Modeling Whistlers Generated by Gigantic Jets
Kaiti Wang1, Sung-Ming Huang2, Shu-Chun Chang2, Rue-Ron Hsu2
1Institute of Space and Plasma Sciences, National Cheng Kung University, Tainan, Taiwan
2Department of Physics, National Cheng Kung University, Tainan, Taiwan
The characteristics of whistlers generated from a gigantic jet (GJ), specifically the tree-like GJ, which possessed the strongest intensity, is modeled for the first time. Modeling is based on disturbances in the electric field, as measured by NCKU ELF/VLF station, associated with a GJ event over typhoon Lionrock. The power spectrum of GJ differs from that of common cloud-to-ground lightning; therefore, this study also investigates differences between GJ-generated signals and common lightning-generated whistlers.
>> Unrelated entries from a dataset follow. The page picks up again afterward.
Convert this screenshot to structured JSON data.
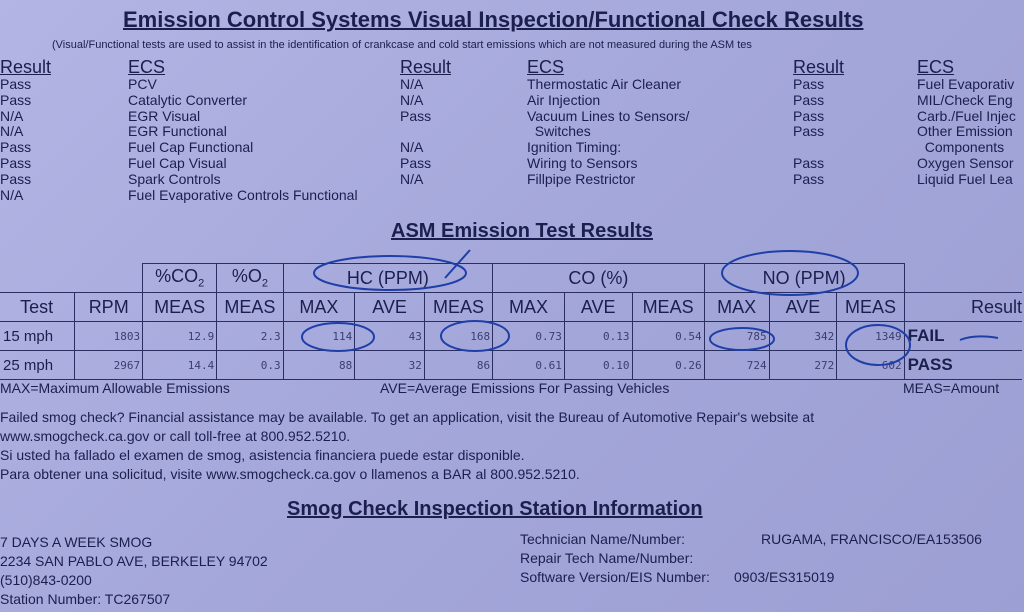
{
  "title": "Emission Control Systems Visual Inspection/Functional Check Results",
  "subtitle": "(Visual/Functional tests are used to assist in the identification of crankcase and cold start emissions which are not measured during the ASM tes",
  "ecs_columns": [
    {
      "result_header": "Result",
      "ecs_header": "ECS",
      "rows": [
        [
          "Pass",
          "PCV"
        ],
        [
          "Pass",
          "Catalytic Converter"
        ],
        [
          "N/A",
          "EGR Visual"
        ],
        [
          "N/A",
          "EGR Functional"
        ],
        [
          "Pass",
          "Fuel Cap Functional"
        ],
        [
          "Pass",
          "Fuel Cap Visual"
        ],
        [
          "Pass",
          "Spark Controls"
        ],
        [
          "N/A",
          "Fuel Evaporative Controls Functional"
        ]
      ]
    },
    {
      "result_header": "Result",
      "ecs_header": "ECS",
      "rows": [
        [
          "N/A",
          "Thermostatic Air Cleaner"
        ],
        [
          "N/A",
          "Air Injection"
        ],
        [
          "Pass",
          "Vacuum Lines to Sensors/"
        ],
        [
          "",
          "  Switches"
        ],
        [
          "N/A",
          "Ignition Timing:"
        ],
        [
          "Pass",
          "Wiring to Sensors"
        ],
        [
          "N/A",
          "Fillpipe Restrictor"
        ]
      ]
    },
    {
      "result_header": "Result",
      "ecs_header": "ECS",
      "rows": [
        [
          "Pass",
          "Fuel Evaporativ"
        ],
        [
          "Pass",
          "MIL/Check Eng"
        ],
        [
          "Pass",
          "Carb./Fuel Injec"
        ],
        [
          "Pass",
          "Other Emission"
        ],
        [
          "",
          "  Components"
        ],
        [
          "Pass",
          "Oxygen Sensor"
        ],
        [
          "Pass",
          "Liquid Fuel Lea"
        ]
      ]
    }
  ],
  "asm": {
    "title": "ASM Emission Test Results",
    "group_headers": [
      "%CO2",
      "%O2",
      "HC (PPM)",
      "CO (%)",
      "NO (PPM)"
    ],
    "headers": [
      "Test",
      "RPM",
      "MEAS",
      "MEAS",
      "MAX",
      "AVE",
      "MEAS",
      "MAX",
      "AVE",
      "MEAS",
      "MAX",
      "AVE",
      "MEAS",
      "Result"
    ],
    "rows": [
      [
        "15 mph",
        "1803",
        "12.9",
        "2.3",
        "114",
        "43",
        "168",
        "0.73",
        "0.13",
        "0.54",
        "785",
        "342",
        "1349",
        "FAIL"
      ],
      [
        "25 mph",
        "2967",
        "14.4",
        "0.3",
        "88",
        "32",
        "86",
        "0.61",
        "0.10",
        "0.26",
        "724",
        "272",
        "602",
        "PASS"
      ]
    ],
    "legend": [
      "MAX=Maximum Allowable Emissions",
      "AVE=Average Emissions For Passing Vehicles",
      "MEAS=Amount"
    ]
  },
  "assistance": [
    "Failed smog check? Financial assistance may be available.  To get an application, visit the Bureau of Automotive Repair's website at",
    "www.smogcheck.ca.gov or call toll-free at 800.952.5210.",
    "Si usted ha fallado el examen de smog, asistencia financiera puede estar disponible.",
    "Para obtener una solicitud, visite www.smogcheck.ca.gov o llamenos a BAR al 800.952.5210."
  ],
  "station": {
    "title": "Smog Check Inspection Station Information",
    "lines": [
      "7 DAYS A WEEK SMOG",
      "2234 SAN PABLO AVE, BERKELEY 94702",
      "(510)843-0200",
      "Station Number: TC267507"
    ],
    "tech_labels": [
      "Technician Name/Number:",
      "Repair Tech Name/Number:",
      "Software Version/EIS Number:"
    ],
    "technician": "RUGAMA, FRANCISCO/EA153506",
    "software": "0903/ES315019"
  },
  "colors": {
    "paper": "#a7a9dc",
    "ink": "#1b1f4d",
    "pen": "#1f3fa8"
  }
}
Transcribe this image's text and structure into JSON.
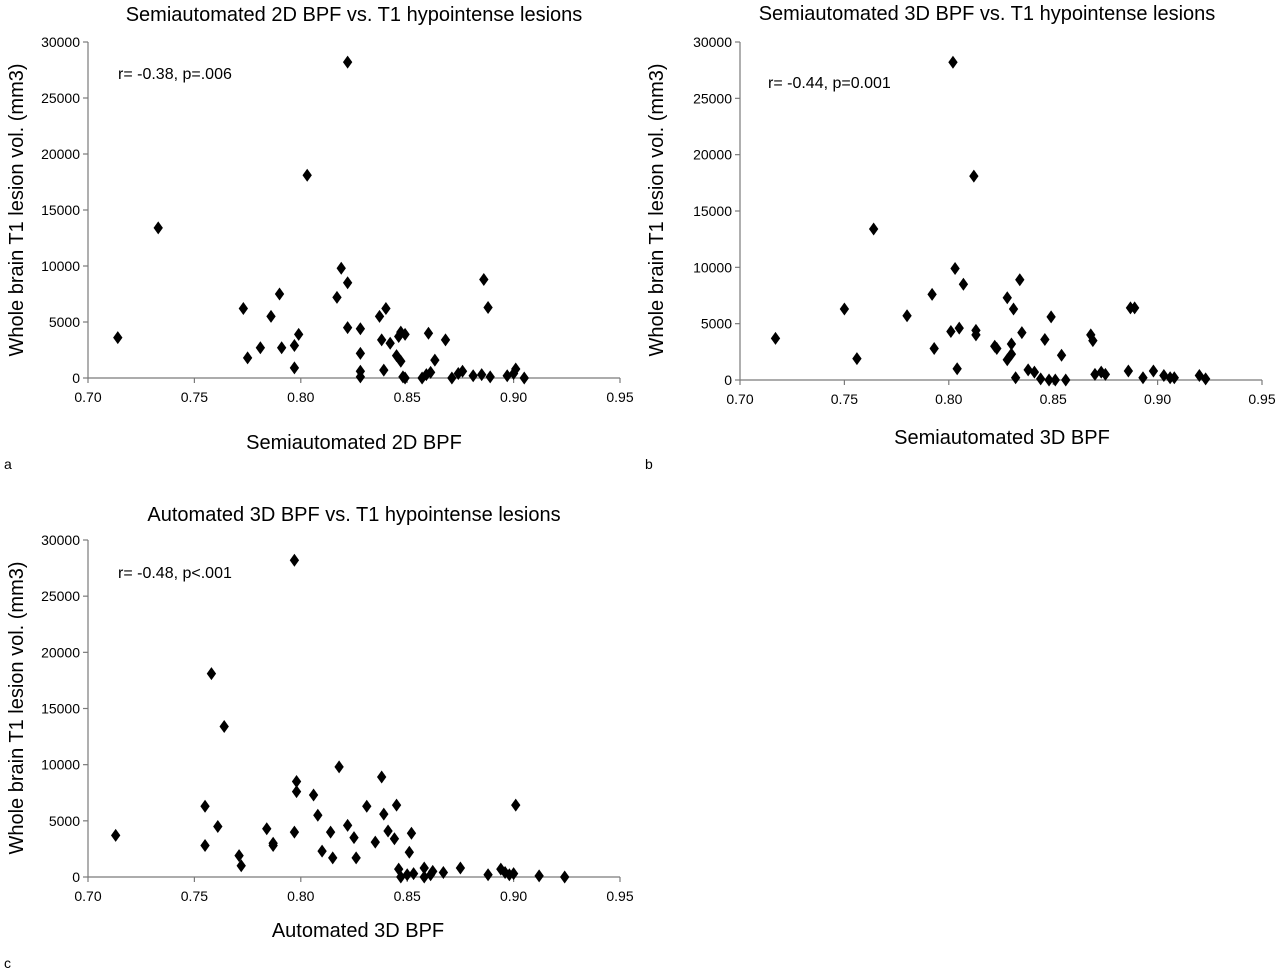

Detectability is evaluated by considering the absorption of amplitudes resulted from particle collisions associated with the propagation of generated waves. Our results show that the waves are subject to greater attenuation as the frequency increases; however, a reversal occurs at lower frequencies of a few hundred Hz. The calculated waveforms show that the emissions generated by the GJs are preceded by small fluctuations at high frequencies generated by the initiating lightning. Overall, the amplitudes increase with the passage of time; however, they are more randomly-distributed for whistlers generated from common lightning. The amplitudes decrease again when lower-frequency components below a few hundred Hz arrive. The amplitudes drop to the order at least above 1 mV/m as the waves propagate in the ionosphere, which puts them within a range detectable by the instruments on most satellites. There will be also two whistlers shown on the f-t spectrogram with the early one from initiating lightning, and the later one from the gigantic jet itself, strongest below about 3 kHz. Based on the locations of GJ events observed by ISUAL (Imager of Sprites and Upper Atmospheric Lightning), regions of the western and southeastern Pacific Ocean, as well as North Africa are the most likely locations to detect these emissions. We would also show that this model can reproduce features of the knee whistlers as often observed at high latitudes and also the whistlers generated by common lightning.